What it means
LTV answers a simple question: across the entire relationship, how much profit will this customer generate? It's a forward-looking estimate, not an accounting fact, and it forces you to be honest about three things — what you actually charge, what it costs to deliver, and how long customers stay.
Use gross margin, not revenue. A subscription that grosses AED 1,000/month but costs AED 600 to deliver is worth a lot less than the same subscription delivered at 80% margin. And use a churn rate you can defend with data, not the rate you wish you had.
Worked example
A Gulf B2B SaaS bills AED 500/month per customer at a 70% gross margin. Monthly logo churn sits at 4%.
LTV = (500 × 0.70) ÷ 0.04 = AED 8,750 per customer.
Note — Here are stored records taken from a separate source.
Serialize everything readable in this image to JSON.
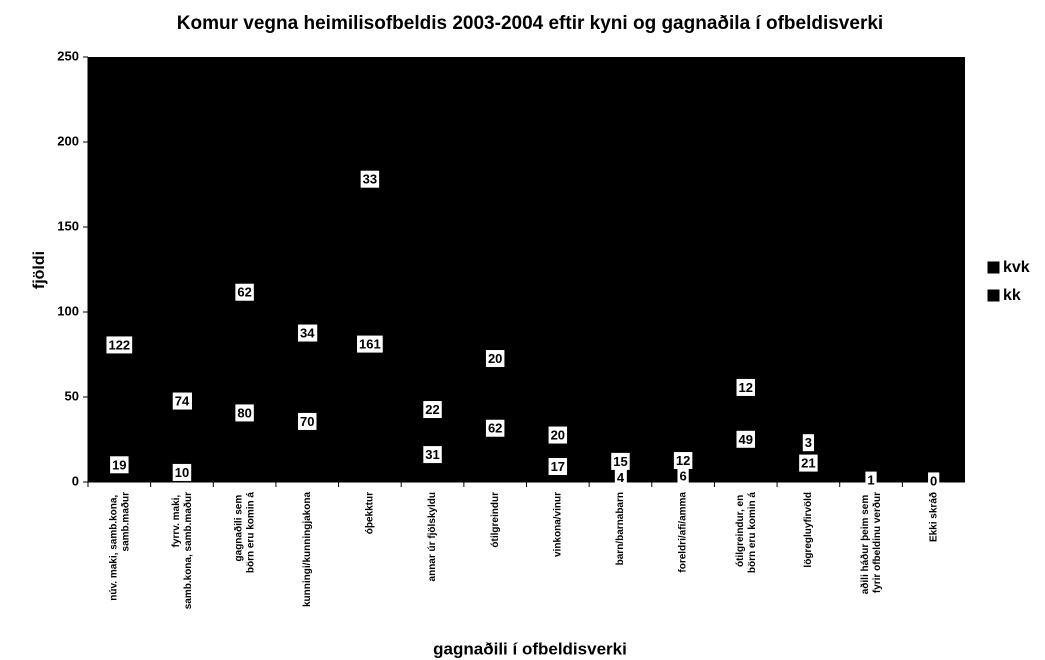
{
  "chart_data": {
    "type": "stacked_bar",
    "title": "Komur vegna heimilisofbeldis 2003-2004 eftir kyni og gagnaðila í ofbeldisverki",
    "x_label": "gagnaðili í ofbeldisverki",
    "y_label": "fjöldi",
    "categories": [
      "núv. maki, samb.kona, samb.maður",
      "fyrrv. maki, samb.kona, samb.maður",
      "gagnaðili sem börn eru komin á",
      "kunningi/kunningjakona",
      "óþekktur",
      "annar úr fjölskyldu",
      "ótilgreindur",
      "vinkona/vinur",
      "barn/barnabarn",
      "foreldri/afi/amma",
      "ótilgreindur, en börn eru komin á",
      "lögregluyfirvöld",
      "aðili háður þeim sem fyrir ofbeldinu verður",
      "Ekki skráð"
    ],
    "series": [
      {
        "name": "kk",
        "color": "#000000",
        "values": [
          19,
          10,
          80,
          70,
          161,
          31,
          62,
          17,
          4,
          6,
          49,
          21,
          1,
          0
        ]
      },
      {
        "name": "kvk",
        "color": "#000000",
        "values": [
          122,
          74,
          62,
          34,
          33,
          22,
          20,
          20,
          15,
          12,
          12,
          3,
          null,
          null
        ]
      }
    ],
    "ylim": [
      0,
      250
    ],
    "yticks": [
      0,
      50,
      100,
      150,
      200,
      250
    ],
    "legend": "right"
  }
}
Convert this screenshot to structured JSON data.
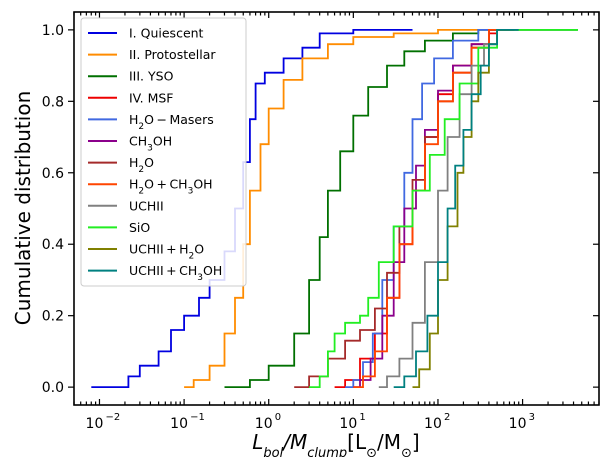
{
  "chart_data": {
    "type": "line",
    "step": true,
    "xscale": "log",
    "xlim": [
      0.005,
      8000
    ],
    "ylim": [
      -0.05,
      1.05
    ],
    "xlabel": "L_bol/M_clump[L⊙/M⊙]",
    "ylabel": "Cumulative distribution",
    "x_tick_labels": [
      "10",
      "10",
      "10",
      "10",
      "10",
      "10"
    ],
    "x_tick_exponents": [
      "−2",
      "−1",
      "0",
      "1",
      "2",
      "3"
    ],
    "x_tick_values": [
      0.01,
      0.1,
      1,
      10,
      100,
      1000
    ],
    "y_tick_labels": [
      "0.0",
      "0.2",
      "0.4",
      "0.6",
      "0.8",
      "1.0"
    ],
    "y_tick_values": [
      0,
      0.2,
      0.4,
      0.6,
      0.8,
      1.0
    ],
    "legend_position": "upper-left",
    "series": [
      {
        "name": "I. Quiescent",
        "legend": [
          "I. Quiescent"
        ],
        "color": "#0000e0",
        "points": [
          [
            0.008,
            0
          ],
          [
            0.02,
            0
          ],
          [
            0.022,
            0.03
          ],
          [
            0.03,
            0.06
          ],
          [
            0.05,
            0.1
          ],
          [
            0.07,
            0.16
          ],
          [
            0.1,
            0.2
          ],
          [
            0.15,
            0.25
          ],
          [
            0.2,
            0.3
          ],
          [
            0.3,
            0.38
          ],
          [
            0.4,
            0.5
          ],
          [
            0.5,
            0.63
          ],
          [
            0.6,
            0.75
          ],
          [
            0.7,
            0.85
          ],
          [
            0.9,
            0.88
          ],
          [
            1.5,
            0.92
          ],
          [
            2.5,
            0.95
          ],
          [
            4,
            0.99
          ],
          [
            10,
            1.0
          ],
          [
            50,
            1.0
          ]
        ]
      },
      {
        "name": "II. Protostellar",
        "legend": [
          "II. Protostellar"
        ],
        "color": "#ff8c00",
        "points": [
          [
            0.1,
            0
          ],
          [
            0.13,
            0.02
          ],
          [
            0.2,
            0.06
          ],
          [
            0.3,
            0.15
          ],
          [
            0.4,
            0.25
          ],
          [
            0.5,
            0.4
          ],
          [
            0.6,
            0.55
          ],
          [
            0.8,
            0.68
          ],
          [
            1,
            0.78
          ],
          [
            1.5,
            0.86
          ],
          [
            2.5,
            0.92
          ],
          [
            5,
            0.96
          ],
          [
            10,
            0.98
          ],
          [
            30,
            0.99
          ],
          [
            100,
            1.0
          ],
          [
            300,
            1.0
          ]
        ]
      },
      {
        "name": "III. YSO",
        "legend": [
          "III. YSO"
        ],
        "color": "#007000",
        "points": [
          [
            0.3,
            0
          ],
          [
            0.6,
            0.02
          ],
          [
            1,
            0.06
          ],
          [
            2,
            0.15
          ],
          [
            3,
            0.3
          ],
          [
            4,
            0.42
          ],
          [
            5,
            0.55
          ],
          [
            7,
            0.66
          ],
          [
            10,
            0.76
          ],
          [
            15,
            0.84
          ],
          [
            25,
            0.9
          ],
          [
            40,
            0.94
          ],
          [
            70,
            0.97
          ],
          [
            150,
            0.99
          ],
          [
            300,
            1.0
          ],
          [
            4500,
            1.0
          ]
        ]
      },
      {
        "name": "IV. MSF",
        "legend": [
          "IV. MSF"
        ],
        "color": "#ee0000",
        "points": [
          [
            6,
            0
          ],
          [
            8,
            0.02
          ],
          [
            12,
            0.08
          ],
          [
            18,
            0.15
          ],
          [
            25,
            0.25
          ],
          [
            35,
            0.4
          ],
          [
            50,
            0.55
          ],
          [
            70,
            0.7
          ],
          [
            100,
            0.82
          ],
          [
            150,
            0.9
          ],
          [
            250,
            0.96
          ],
          [
            400,
            0.99
          ],
          [
            500,
            1.0
          ],
          [
            700,
            1.0
          ]
        ]
      },
      {
        "name": "H2O-Masers",
        "legend": [
          "H",
          "2",
          "O − Masers"
        ],
        "color": "#4169e1",
        "points": [
          [
            8,
            0
          ],
          [
            10,
            0.02
          ],
          [
            13,
            0.07
          ],
          [
            17,
            0.15
          ],
          [
            22,
            0.3
          ],
          [
            30,
            0.45
          ],
          [
            40,
            0.6
          ],
          [
            50,
            0.75
          ],
          [
            65,
            0.85
          ],
          [
            90,
            0.92
          ],
          [
            150,
            0.97
          ],
          [
            300,
            1.0
          ],
          [
            700,
            1.0
          ]
        ]
      },
      {
        "name": "CH3OH",
        "legend": [
          "CH",
          "3",
          "OH"
        ],
        "color": "#8b008b",
        "points": [
          [
            10,
            0
          ],
          [
            12,
            0.02
          ],
          [
            16,
            0.08
          ],
          [
            22,
            0.2
          ],
          [
            30,
            0.35
          ],
          [
            40,
            0.5
          ],
          [
            55,
            0.62
          ],
          [
            70,
            0.72
          ],
          [
            100,
            0.83
          ],
          [
            150,
            0.9
          ],
          [
            250,
            0.96
          ],
          [
            400,
            1.0
          ],
          [
            700,
            1.0
          ]
        ]
      },
      {
        "name": "H2O",
        "legend": [
          "H",
          "2",
          "O"
        ],
        "color": "#a52a2a",
        "points": [
          [
            2,
            0
          ],
          [
            3,
            0.03
          ],
          [
            5,
            0.08
          ],
          [
            8,
            0.13
          ],
          [
            12,
            0.16
          ],
          [
            18,
            0.22
          ],
          [
            25,
            0.32
          ],
          [
            35,
            0.45
          ],
          [
            50,
            0.58
          ],
          [
            70,
            0.7
          ],
          [
            100,
            0.8
          ],
          [
            150,
            0.88
          ],
          [
            250,
            0.95
          ],
          [
            400,
            1.0
          ],
          [
            700,
            1.0
          ]
        ]
      },
      {
        "name": "H2O+CH3OH",
        "legend": [
          "H",
          "2",
          "O + CH",
          "3",
          "OH"
        ],
        "color": "#ff4500",
        "points": [
          [
            10,
            0
          ],
          [
            13,
            0.03
          ],
          [
            18,
            0.1
          ],
          [
            25,
            0.25
          ],
          [
            35,
            0.4
          ],
          [
            50,
            0.55
          ],
          [
            70,
            0.68
          ],
          [
            100,
            0.8
          ],
          [
            150,
            0.88
          ],
          [
            250,
            0.95
          ],
          [
            400,
            1.0
          ],
          [
            600,
            1.0
          ]
        ]
      },
      {
        "name": "UCHII",
        "legend": [
          "UCHII"
        ],
        "color": "#808080",
        "points": [
          [
            20,
            0
          ],
          [
            25,
            0.03
          ],
          [
            35,
            0.08
          ],
          [
            50,
            0.18
          ],
          [
            70,
            0.35
          ],
          [
            100,
            0.55
          ],
          [
            130,
            0.7
          ],
          [
            180,
            0.82
          ],
          [
            250,
            0.9
          ],
          [
            350,
            0.96
          ],
          [
            500,
            1.0
          ],
          [
            800,
            1.0
          ]
        ]
      },
      {
        "name": "SiO",
        "legend": [
          "SiO"
        ],
        "color": "#22ee22",
        "points": [
          [
            3,
            0
          ],
          [
            4,
            0.03
          ],
          [
            5,
            0.1
          ],
          [
            6,
            0.15
          ],
          [
            8,
            0.18
          ],
          [
            12,
            0.2
          ],
          [
            15,
            0.25
          ],
          [
            20,
            0.35
          ],
          [
            30,
            0.45
          ],
          [
            50,
            0.55
          ],
          [
            80,
            0.65
          ],
          [
            120,
            0.75
          ],
          [
            180,
            0.85
          ],
          [
            300,
            0.95
          ],
          [
            500,
            1.0
          ],
          [
            4500,
            1.0
          ]
        ]
      },
      {
        "name": "UCHII+H2O",
        "legend": [
          "UCHII + H",
          "2",
          "O"
        ],
        "color": "#808000",
        "points": [
          [
            50,
            0
          ],
          [
            60,
            0.05
          ],
          [
            80,
            0.15
          ],
          [
            100,
            0.3
          ],
          [
            130,
            0.45
          ],
          [
            170,
            0.6
          ],
          [
            200,
            0.7
          ],
          [
            250,
            0.8
          ],
          [
            300,
            0.88
          ],
          [
            400,
            0.96
          ],
          [
            500,
            1.0
          ],
          [
            800,
            1.0
          ]
        ]
      },
      {
        "name": "UCHII+CH3OH",
        "legend": [
          "UCHII + CH",
          "3",
          "OH"
        ],
        "color": "#008080",
        "points": [
          [
            30,
            0
          ],
          [
            40,
            0.03
          ],
          [
            55,
            0.1
          ],
          [
            75,
            0.2
          ],
          [
            100,
            0.35
          ],
          [
            130,
            0.5
          ],
          [
            160,
            0.62
          ],
          [
            200,
            0.72
          ],
          [
            250,
            0.82
          ],
          [
            320,
            0.9
          ],
          [
            400,
            0.96
          ],
          [
            500,
            1.0
          ],
          [
            900,
            1.0
          ]
        ]
      }
    ]
  }
}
If their CAC is AED 3,000, LTV:CAC ≈ 2.9 — right at the 3:1 threshold. Either churn has to come down or expansion revenue has to come up.
Why it matters
LTV is the second half of the unit-economics conversation. Without it, CAC is just a cost. With it, you can decide how much to spend per channel, which segments to double down on, and whether retention or acquisition deserves the next dollar.
Common mistakes
- Using revenue instead of gross profit — inflates LTV by 20–60%.
- Using "best month ever" churn instead of a trailing average.
- Calculating one LTV across very different segments (SMB vs enterprise).
- Counting expansion revenue you haven't actually earned yet.